TORONTO, June 12, 2024 (GLOBE NEWSWIRE) — Universal PropTech Inc. (“UPI” or the “Company“, TSXV: UPI.H) announces that the common shares of the Company are expected to be voluntarily delisted from the NEX board of the TSX Venture Exchange (the “TSXV”) after markets close on June 13, 2024 (the “Delisting”). The Delisting was approved by the TSXV and by a majority of the shareholders of the Company, excluding the votes attaching to the common shares held by certain excluded persons pursuant to Multilateral Instrument 61-101 – Protection of Minority Security Holders in Special Transactions.
As announced in the Company’s news release of June 10, 2024, the Delisting is being conducted in connection with the previously announced business combination between the UPI and Xemoto Media Ltd. (“Xemoto“). UPI and Xemoto have received conditional approval from the Canadian Securities Exchange (the “CSE“) to list the common shares of the issuer which will be formed upon completion of Business Combination, to be named “BrandPilot AI Inc.” (the “Resulting Issuer“). Listing of the Resulting Issuer’s shares is subject to completion of the business combination and the satisfaction of all conditions of the CSE, including completion of outstanding CSE application documentation and payment of fees pursuant to the CSE’s policies.

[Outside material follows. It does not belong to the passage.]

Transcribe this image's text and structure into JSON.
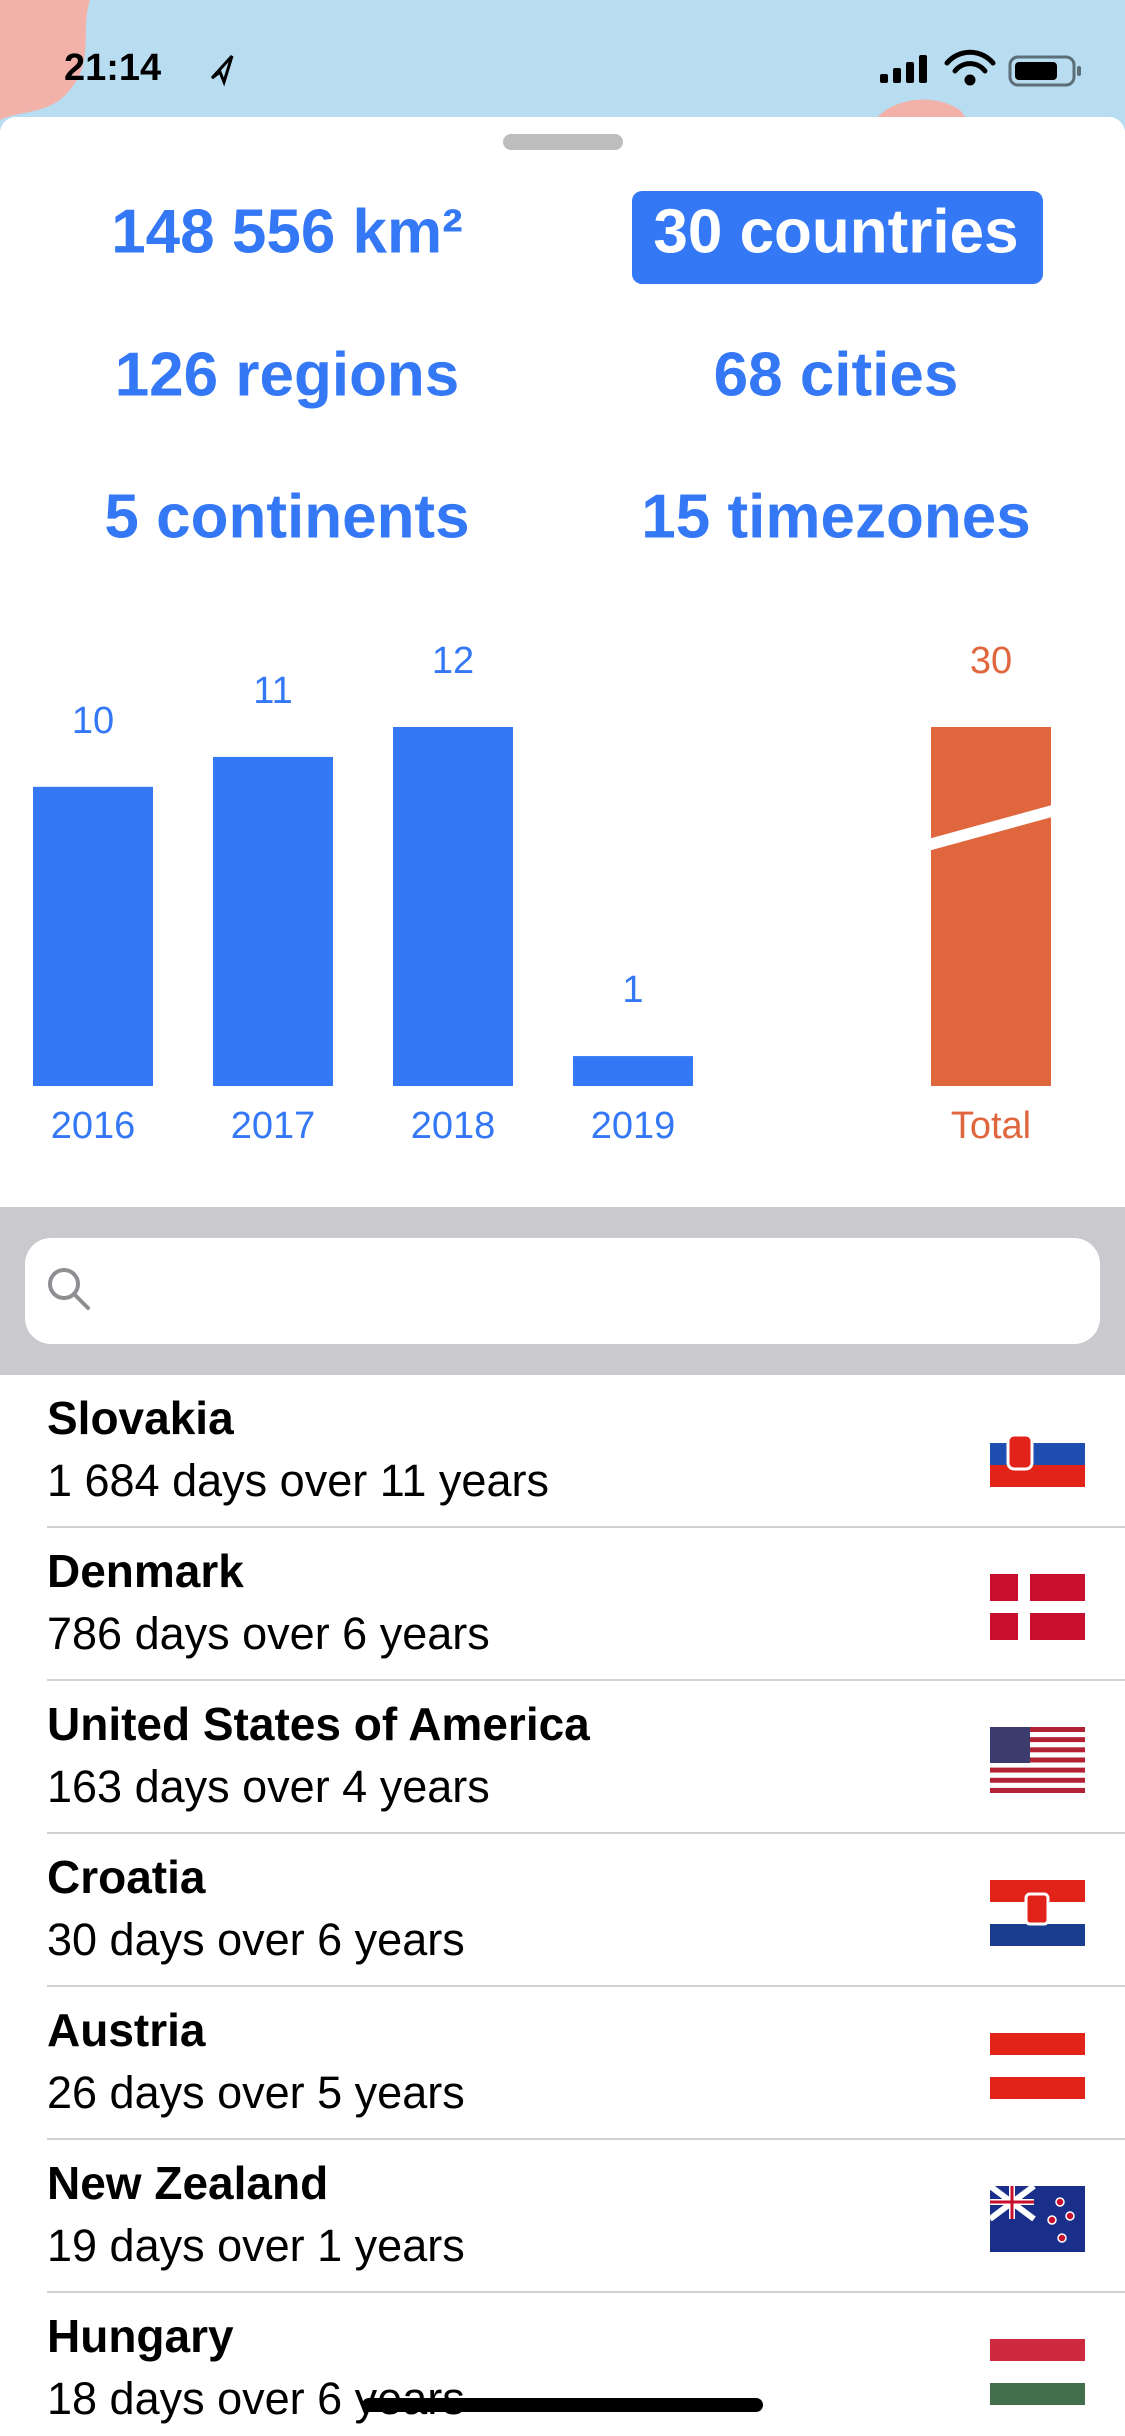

About Universal PropTech Inc.
Universal PropTech Inc. (TSXV: UPI.H) is a TSX Venture Exchange listed company focused on evaluating acquisition opportunities in order to enhance shareholder value.
About Xemoto Media Ltd.
Xemoto is an influencer marketing platform focused on helping publicly traded companies and businesses in highly regulated and complex industries better connect with customers. Its proprietary digital technology is uniquely designed to engage investor, business-to-business, and business-to-consumer audiences.
Xemoto’s easy-to-navigate automated platform, data-driven insights and commitment to agility ensures that clients can not only execute campaigns quickly but evaluate results efficiently through real-time insights into campaign performance.

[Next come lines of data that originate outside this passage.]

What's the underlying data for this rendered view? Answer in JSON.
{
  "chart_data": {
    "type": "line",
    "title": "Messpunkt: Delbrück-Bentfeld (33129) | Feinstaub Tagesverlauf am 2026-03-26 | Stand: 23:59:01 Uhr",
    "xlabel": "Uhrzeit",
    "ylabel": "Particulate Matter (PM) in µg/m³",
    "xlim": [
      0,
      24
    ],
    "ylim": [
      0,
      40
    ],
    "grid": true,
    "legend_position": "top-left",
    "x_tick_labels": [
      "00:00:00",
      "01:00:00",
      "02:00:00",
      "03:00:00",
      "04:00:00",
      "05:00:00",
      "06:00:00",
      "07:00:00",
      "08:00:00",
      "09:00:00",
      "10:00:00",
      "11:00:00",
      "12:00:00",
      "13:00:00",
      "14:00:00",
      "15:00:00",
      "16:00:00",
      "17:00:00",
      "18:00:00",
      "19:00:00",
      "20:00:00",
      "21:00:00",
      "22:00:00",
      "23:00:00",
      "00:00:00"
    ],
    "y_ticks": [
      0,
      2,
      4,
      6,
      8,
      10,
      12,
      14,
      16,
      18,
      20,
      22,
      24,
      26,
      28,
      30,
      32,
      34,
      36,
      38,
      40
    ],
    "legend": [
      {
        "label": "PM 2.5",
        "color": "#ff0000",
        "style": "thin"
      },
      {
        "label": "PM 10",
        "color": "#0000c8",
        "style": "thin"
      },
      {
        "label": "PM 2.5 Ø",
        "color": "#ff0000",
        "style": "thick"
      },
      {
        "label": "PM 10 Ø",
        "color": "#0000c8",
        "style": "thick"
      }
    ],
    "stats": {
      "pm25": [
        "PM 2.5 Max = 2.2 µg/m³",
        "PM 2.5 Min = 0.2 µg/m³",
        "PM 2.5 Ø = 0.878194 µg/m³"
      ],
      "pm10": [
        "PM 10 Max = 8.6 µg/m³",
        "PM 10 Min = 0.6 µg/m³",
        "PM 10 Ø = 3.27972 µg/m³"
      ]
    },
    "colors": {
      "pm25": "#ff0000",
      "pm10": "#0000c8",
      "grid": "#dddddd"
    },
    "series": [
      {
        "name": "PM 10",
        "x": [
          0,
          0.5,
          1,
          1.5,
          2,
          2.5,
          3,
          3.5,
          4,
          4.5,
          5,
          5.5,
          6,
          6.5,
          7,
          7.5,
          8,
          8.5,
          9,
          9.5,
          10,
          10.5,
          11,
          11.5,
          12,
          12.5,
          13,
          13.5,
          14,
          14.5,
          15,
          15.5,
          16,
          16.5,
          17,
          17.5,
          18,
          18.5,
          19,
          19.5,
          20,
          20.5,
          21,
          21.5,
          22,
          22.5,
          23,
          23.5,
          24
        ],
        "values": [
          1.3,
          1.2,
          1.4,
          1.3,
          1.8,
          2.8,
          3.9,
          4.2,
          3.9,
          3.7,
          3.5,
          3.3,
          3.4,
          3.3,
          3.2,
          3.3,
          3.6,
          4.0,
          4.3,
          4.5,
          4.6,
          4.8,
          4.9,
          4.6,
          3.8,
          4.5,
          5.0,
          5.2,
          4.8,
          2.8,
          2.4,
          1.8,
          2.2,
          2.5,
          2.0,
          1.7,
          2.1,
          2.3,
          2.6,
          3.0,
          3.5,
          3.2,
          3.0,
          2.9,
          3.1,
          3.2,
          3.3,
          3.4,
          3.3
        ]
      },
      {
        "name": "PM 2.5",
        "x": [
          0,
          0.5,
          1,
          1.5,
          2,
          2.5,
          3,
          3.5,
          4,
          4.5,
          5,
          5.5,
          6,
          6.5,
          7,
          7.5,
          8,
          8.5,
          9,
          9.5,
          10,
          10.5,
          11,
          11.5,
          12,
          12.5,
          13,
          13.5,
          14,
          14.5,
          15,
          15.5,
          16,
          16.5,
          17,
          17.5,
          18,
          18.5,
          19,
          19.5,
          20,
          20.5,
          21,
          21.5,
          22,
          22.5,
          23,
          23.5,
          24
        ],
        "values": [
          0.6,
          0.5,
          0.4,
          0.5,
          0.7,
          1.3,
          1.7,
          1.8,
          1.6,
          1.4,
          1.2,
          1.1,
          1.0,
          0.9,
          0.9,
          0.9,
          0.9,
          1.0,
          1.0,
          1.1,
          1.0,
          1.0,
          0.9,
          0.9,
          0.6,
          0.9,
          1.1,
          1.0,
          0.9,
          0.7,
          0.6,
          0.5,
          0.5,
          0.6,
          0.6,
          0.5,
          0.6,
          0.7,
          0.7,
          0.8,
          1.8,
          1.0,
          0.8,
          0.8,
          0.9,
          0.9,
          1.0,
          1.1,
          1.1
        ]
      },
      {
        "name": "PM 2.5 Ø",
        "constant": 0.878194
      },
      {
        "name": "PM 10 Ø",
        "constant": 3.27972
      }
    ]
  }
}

Xemoto uses best practices to create brand-safe content with compliance-savvy creators to deliver a strong return on investment for its customers.
Learn more at: www.xemotomedia.com, LinkedIn, Instagram, TikTok, and Twitter.
UPI Contact:
Jeff Berman
President and Chief Executive Officer
[email protected]
416-777-6170
Xemoto Contact:
Brandon Mina
Chief Executive Officer
+1-519-239-6460
This news release does not constitute an offer to sell or the solicitation of an offer to buy any securities in any jurisdiction. The securities of the Company and Xemoto have not been and will not be registered under the United States Securities Act of 1933, as amended (the “U.S. Securities Act”) or any state securities laws and may not be offered or sold within the United States or to U.S. Persons (as defined in the U.S. Securities Act) unless registered under the U.S. Securities Act and applicable state securities laws unless pursuant to an exemption from such registration.
Forward Looking Statements
Certain information provided in this press release, including the effective date of the Delisting and the listing of the Resulting Issuer on the CSE constitutes forward-looking statements and information within the meaning of applicable securities laws. Forward-looking information typically contains statements with words such as “anticipate”, “believe”, “forecast”, expect”, “plan”, “intend”, “estimate”, “propose”, “project”, or similar words suggesting future outcomes. The Company cautions readers and prospective investors in the Company’s securities not to place undue reliance on forward-looking information as, by its nature, it is based on current expectations regarding future events that involve a number of assumptions, inherent risks and uncertainties, which could cause actual results to differ materially from those anticipated by the Company. Actual results and developments may differ materially from those contemplated by these statements depending on, among other things the risks that: the Delisting and the listing of the Resulting Issuer’s shares on the CSE are not completed as described in this news release.
The forward-looking information included herein is expressly qualified in its entirety by this cautionary statement. The forward-looking information included herein is made as of the date hereof and the Company assumes no obligation to update or revise any forward-looking information to reflect new events or circumstances, except as required by law.
Neither the TSXV, nor its Regulation Services Provider (as that term is defined in the policies of the Exchange) accepts responsibility for the adequacy or accuracy of this release. No stock exchange, securities commission or other regulatory authority has approved or disapproved the information contained herein.